Link to this page: http://www.socialistparty.org.uk/issue/741/15654
When is a living wage not a living wage?
Labour backs the living wage! No more will workers have to eat own-brand cardboard! The Milibands will politely ask that bosses pay us enough to stay alive!
The living wage for 2012 was announced on Monday. The Greater London Authority sets the capital's rate at £8.55 an hour.
Loughborough University calls for the rate for the rest of Britain to be £7.45. The National Minimum Wage (NMW) was upgraded in October to £6.19 for over-21s, with tiers down to £2.65 for those 'lucky' enough to be in apprenticeships.

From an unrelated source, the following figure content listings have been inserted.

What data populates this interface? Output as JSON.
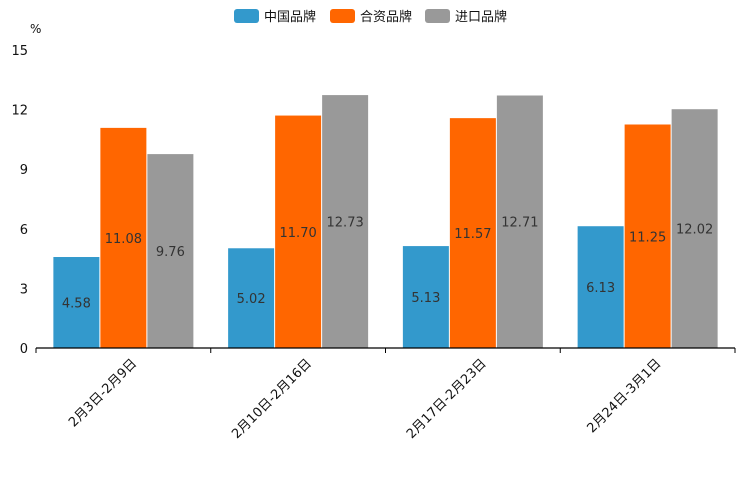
{
  "chart_data": {
    "type": "bar",
    "categories": [
      "2月3日-2月9日",
      "2月10日-2月16日",
      "2月17日-2月23日",
      "2月24日-3月1日"
    ],
    "series": [
      {
        "name": "中国品牌",
        "color": "#3399cc",
        "values": [
          4.58,
          5.02,
          5.13,
          6.13
        ]
      },
      {
        "name": "合资品牌",
        "color": "#ff6600",
        "values": [
          11.08,
          11.7,
          11.57,
          11.25
        ]
      },
      {
        "name": "进口品牌",
        "color": "#999999",
        "values": [
          9.76,
          12.73,
          12.71,
          12.02
        ]
      }
    ],
    "data_labels": [
      [
        "4.58",
        "5.02",
        "5.13",
        "6.13"
      ],
      [
        "11.08",
        "11.70",
        "11.57",
        "11.25"
      ],
      [
        "9.76",
        "12.73",
        "12.71",
        "12.02"
      ]
    ],
    "y_unit": "%",
    "ylim": [
      0,
      15
    ],
    "yticks": [
      0,
      3,
      6,
      9,
      12,
      15
    ],
    "ytick_labels": [
      "0",
      "3",
      "6",
      "9",
      "12",
      "15"
    ],
    "grid": false,
    "legend_position": "top-center",
    "title": "",
    "xlabel": "",
    "ylabel": ""
  }
}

That means a serious shortfall between the NMW and even the lowest living wage. Workers aged 16 to 18 can earn less than half of the national rate. So what would Labour do?
Washed-up Blairite David Miliband wrote jointly with Unison general secretary Dave Prentis last weekend.
The pair came behind Labour leader Ed Miliband's 'commitment' to the living wage - sort of. There will be no legislation, no compulsion to pay a fair rate. There will be no industrial action for an increase.
Instead there will be "incentives" for councils and companies, and naughty low payers could be "named and shamed".
Prentis and the Milibands, backed by Tory television personality and London mayor Boris Johnson, foresee an approaching "tipping point".
If we wag our fingers long enough a few more bosses will pay the living wage. Then the rest will magically fall in line as well. What hopeless fantasy.
Few bosses grant even small concessions willingly. History shows again and again that the bully bourgeoisie will not share unless workers make it.
Talk of capitalists raising wages "voluntarily after seeing the economic and employment benefits" cuts no ice.
The economy benefits them quite nicely as is. Today's gap between rich and poor is as steep as the 1930s.
The Socialist Party calls for an immediate rise in the NMW to £8 an hour, as a step towards a minimum wage of £10 an hour.
Open the account books of firms that claim they cannot afford it. Then, if this is genuinely the case, or they refuse to pay it, big companies should be nationalised under democratic workers' control and small ones supported if necessary with cheap loans and subsidies to meet the gap.
Trade unions should lead the charge against poverty pay and job cuts by pushing the TUC to name the date for a general strike against austerity.
It is outrageous that the minimum wage and living wage are distinct notions. If we cannot live decently on the minimum wage, what is the point of it?